Adam Sarhan Reuters Quote: Investors brace for volatility as shutdown seems likely

ReutersBy Ryan Vlastelica
NEW YORK | Sun Sep 29, 2013 1:11pm EDT

(Reuters) – As a last-minute deal to resolve tense spending negotiations in Washington appeared less and less likely, U.S. stock investors braced for an outcome that had previously seemed thinkable: a shutdown of the U.S. government.
The House of Representatives early Sunday voted for an emergency spending bill that includes a delay of President Barack Obama’s healthcare reform laws despite veto threats from the White House.
While a deal could be reached before the government’s fiscal year ends at midnight on Monday, the unanimous passage of a bill to continue paying U.S. soldiers in the event the government runs out of money was viewed as a sign that there would be no agreement between Republicans, who hold a majority in the House, and the Democrats, who control the White House and Senate.
A shutdown is expected to have a catastrophic impact on markets, injecting massive amounts of uncertainty into major asset classes. If the shutdown is prolonged, it could also have significant implications for economic growth.
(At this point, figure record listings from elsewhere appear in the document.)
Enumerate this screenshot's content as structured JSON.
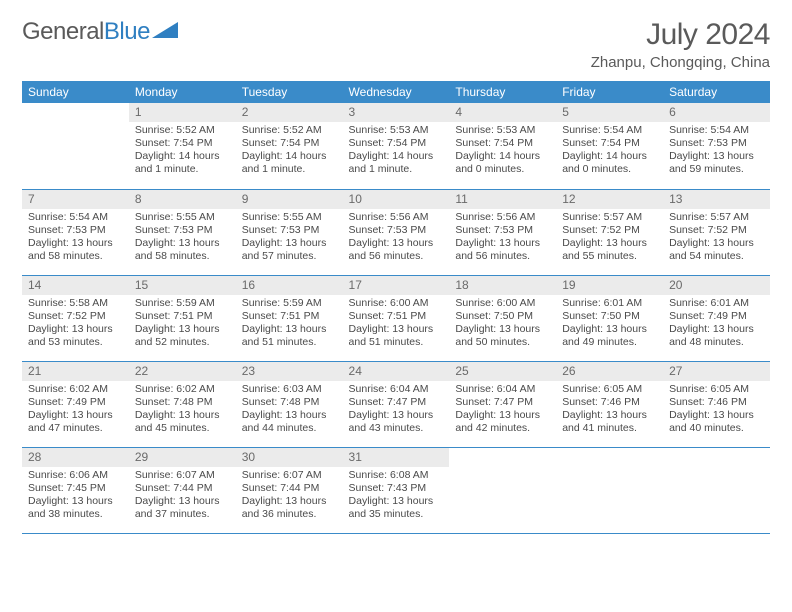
{
  "logo": {
    "part1": "General",
    "part2": "Blue"
  },
  "title": "July 2024",
  "location": "Zhanpu, Chongqing, China",
  "colors": {
    "header_bg": "#3a8bc9",
    "header_text": "#ffffff",
    "daynum_bg": "#ebebeb",
    "text": "#4a4a4a",
    "rule": "#3a8bc9",
    "logo_blue": "#2f7fc1",
    "title_gray": "#5a5a5a"
  },
  "weekdays": [
    "Sunday",
    "Monday",
    "Tuesday",
    "Wednesday",
    "Thursday",
    "Friday",
    "Saturday"
  ],
  "weeks": [
    [
      {
        "num": "",
        "sunrise": "",
        "sunset": "",
        "daylight": ""
      },
      {
        "num": "1",
        "sunrise": "Sunrise: 5:52 AM",
        "sunset": "Sunset: 7:54 PM",
        "daylight": "Daylight: 14 hours and 1 minute."
      },
      {
        "num": "2",
        "sunrise": "Sunrise: 5:52 AM",
        "sunset": "Sunset: 7:54 PM",
        "daylight": "Daylight: 14 hours and 1 minute."
      },
      {
        "num": "3",
        "sunrise": "Sunrise: 5:53 AM",
        "sunset": "Sunset: 7:54 PM",
        "daylight": "Daylight: 14 hours and 1 minute."
      },
      {
        "num": "4",
        "sunrise": "Sunrise: 5:53 AM",
        "sunset": "Sunset: 7:54 PM",
        "daylight": "Daylight: 14 hours and 0 minutes."
      },
      {
        "num": "5",
        "sunrise": "Sunrise: 5:54 AM",
        "sunset": "Sunset: 7:54 PM",
        "daylight": "Daylight: 14 hours and 0 minutes."
      },
      {
        "num": "6",
        "sunrise": "Sunrise: 5:54 AM",
        "sunset": "Sunset: 7:53 PM",
        "daylight": "Daylight: 13 hours and 59 minutes."
      }
    ],
    [
      {
        "num": "7",
        "sunrise": "Sunrise: 5:54 AM",
        "sunset": "Sunset: 7:53 PM",
        "daylight": "Daylight: 13 hours and 58 minutes."
      },
      {
        "num": "8",
        "sunrise": "Sunrise: 5:55 AM",
        "sunset": "Sunset: 7:53 PM",
        "daylight": "Daylight: 13 hours and 58 minutes."
      },
      {
        "num": "9",
        "sunrise": "Sunrise: 5:55 AM",
        "sunset": "Sunset: 7:53 PM",
        "daylight": "Daylight: 13 hours and 57 minutes."
      },
      {
        "num": "10",
        "sunrise": "Sunrise: 5:56 AM",
        "sunset": "Sunset: 7:53 PM",
        "daylight": "Daylight: 13 hours and 56 minutes."
      },
      {
        "num": "11",
        "sunrise": "Sunrise: 5:56 AM",
        "sunset": "Sunset: 7:53 PM",
        "daylight": "Daylight: 13 hours and 56 minutes."
      },
      {
        "num": "12",
        "sunrise": "Sunrise: 5:57 AM",
        "sunset": "Sunset: 7:52 PM",
        "daylight": "Daylight: 13 hours and 55 minutes."
      },
      {
        "num": "13",
        "sunrise": "Sunrise: 5:57 AM",
        "sunset": "Sunset: 7:52 PM",
        "daylight": "Daylight: 13 hours and 54 minutes."
      }
    ],
    [
      {
        "num": "14",
        "sunrise": "Sunrise: 5:58 AM",
        "sunset": "Sunset: 7:52 PM",
        "daylight": "Daylight: 13 hours and 53 minutes."
      },
      {
        "num": "15",
        "sunrise": "Sunrise: 5:59 AM",
        "sunset": "Sunset: 7:51 PM",
        "daylight": "Daylight: 13 hours and 52 minutes."
      },
      {
        "num": "16",
        "sunrise": "Sunrise: 5:59 AM",
        "sunset": "Sunset: 7:51 PM",
        "daylight": "Daylight: 13 hours and 51 minutes."
      },
      {
        "num": "17",
        "sunrise": "Sunrise: 6:00 AM",
        "sunset": "Sunset: 7:51 PM",
        "daylight": "Daylight: 13 hours and 51 minutes."
      },
      {
        "num": "18",
        "sunrise": "Sunrise: 6:00 AM",
        "sunset": "Sunset: 7:50 PM",
        "daylight": "Daylight: 13 hours and 50 minutes."
      },
      {
        "num": "19",
        "sunrise": "Sunrise: 6:01 AM",
        "sunset": "Sunset: 7:50 PM",
        "daylight": "Daylight: 13 hours and 49 minutes."
      },
      {
        "num": "20",
        "sunrise": "Sunrise: 6:01 AM",
        "sunset": "Sunset: 7:49 PM",
        "daylight": "Daylight: 13 hours and 48 minutes."
      }
    ],
    [
      {
        "num": "21",
        "sunrise": "Sunrise: 6:02 AM",
        "sunset": "Sunset: 7:49 PM",
        "daylight": "Daylight: 13 hours and 47 minutes."
      },
      {
        "num": "22",
        "sunrise": "Sunrise: 6:02 AM",
        "sunset": "Sunset: 7:48 PM",
        "daylight": "Daylight: 13 hours and 45 minutes."
      },
      {
        "num": "23",
        "sunrise": "Sunrise: 6:03 AM",
        "sunset": "Sunset: 7:48 PM",
        "daylight": "Daylight: 13 hours and 44 minutes."
      },
      {
        "num": "24",
        "sunrise": "Sunrise: 6:04 AM",
        "sunset": "Sunset: 7:47 PM",
        "daylight": "Daylight: 13 hours and 43 minutes."
      },
      {
        "num": "25",
        "sunrise": "Sunrise: 6:04 AM",
        "sunset": "Sunset: 7:47 PM",
        "daylight": "Daylight: 13 hours and 42 minutes."
      },
      {
        "num": "26",
        "sunrise": "Sunrise: 6:05 AM",
        "sunset": "Sunset: 7:46 PM",
        "daylight": "Daylight: 13 hours and 41 minutes."
      },
      {
        "num": "27",
        "sunrise": "Sunrise: 6:05 AM",
        "sunset": "Sunset: 7:46 PM",
        "daylight": "Daylight: 13 hours and 40 minutes."
      }
    ],
    [
      {
        "num": "28",
        "sunrise": "Sunrise: 6:06 AM",
        "sunset": "Sunset: 7:45 PM",
        "daylight": "Daylight: 13 hours and 38 minutes."
      },
      {
        "num": "29",
        "sunrise": "Sunrise: 6:07 AM",
        "sunset": "Sunset: 7:44 PM",
        "daylight": "Daylight: 13 hours and 37 minutes."
      },
      {
        "num": "30",
        "sunrise": "Sunrise: 6:07 AM",
        "sunset": "Sunset: 7:44 PM",
        "daylight": "Daylight: 13 hours and 36 minutes."
      },
      {
        "num": "31",
        "sunrise": "Sunrise: 6:08 AM",
        "sunset": "Sunset: 7:43 PM",
        "daylight": "Daylight: 13 hours and 35 minutes."
      },
      {
        "num": "",
        "sunrise": "",
        "sunset": "",
        "daylight": ""
      },
      {
        "num": "",
        "sunrise": "",
        "sunset": "",
        "daylight": ""
      },
      {
        "num": "",
        "sunrise": "",
        "sunset": "",
        "daylight": ""
      }
    ]
  ]
}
Many government employees will be furloughed, and the Labor Department said it would not issue its monthly employment report scheduled for next Friday.
Markets had been expecting an 11th hour resolution, but it seems increasingly clear that won’t happen, which means all bets are off,” said Kristina Hooper, head of portfolio strategies at Allianz Global Investors in New York. “Investors need to become more comfortable with volatility.”
While the threat of a shutdown has weighed on markets recently, with the S&P 500 .SPX snapping a three-week streak of gains to fall 1.1 percent last week, many investors considered the prospect unlikely. The S&P is up 3 percent this month, and is a mere 2 percent away from its all-time high.
The CBOE Volatility index .VIX spiked about 18 percent last week, but remains down 14 percent on the year, suggesting little of the fear is priced into markets.
Analysts had viewed a shutdown as unlikely, with many citing other government stalemates that were resolved in the past few years. However, political infighting in 2011 prompted the loss of the United States’ triple-A credit rating and was the primary driver of the stock market’s last full-on correction.
“A shutdown is just one domino; if it falls, it will cause a series of unknowns, and those unknowns are impossible to quantify,” said Adam Sarhan, chief executive of Sarhan Capital in New York, citing the risk of a U.S. government debt default.
Historically, Wall Street has managed to avoid steep downside during similar incidents. During the federal government shutdown from December 15, 1995, to January 6, 1996, the S&P 500 added 0.1 percent. During the November 13 to November 19, 1995, shutdown, the benchmark index rose 1.3 percent, according to data by Jason Goepfert, president of SentimenTrader.com.
That precedent may not hold this time given that growth continues to lag. The U.S. Federal Reserve recently held off on slowing its stimulus program, saying economic growth was not meeting its targets.
Since the market is near all-time highs and has seen little in the way of a sustained pullback this year, Sarhan said the downside potential was vast, with major indexes “slicing through” support levels.
The immediate shock could be 200 Dow points, could be 1,000 Dow points. Those moves may be exaggerated at first, but if things aren’t resolved quickly that could just be the start.”
Essentially all market sectors could see a reaction to a shutdown, with industries tied to the pace of economic growth- like energy and financials- seeing outsized impacts.
The defensive sector “will feel an immediate impact since its biggest customer is the U.S. government,” said Sarhan. “We’re talking billions of dollars in income. If that goes away, what could replace that?”
Even utilities, which are considered a defensive group, may see steep moves if a shutdown impacts interest rates.
Among other asset classes, the uncertainty could been a boon for U.S. Treasuries as investors seek shelter. Benchmark 10-year Treasury notes rose 10/32 on Friday, with yields easing to 2.62 percent.
Even if a last-minute deal is reached, investors face a second Washington cliffhanger as Congress must agree to increase the $16.7 trillion limit on federal borrowing by October 17. If Capitol Hill fails to act in time, the unthinkable could happen and the United States could default on its debts.
“We’re in a game of chicken. Once it became clear that people were willing to risk Federal employee jobs, that’s when it became a real concern,” said Len Blum, managing partner of Westwood Capital LLC in New York.
“We’ve become somewhat desensitized to this kind of apocalyptical thing coming out of D.C., but as time goes on with no resolution, it will get increasingly bad.”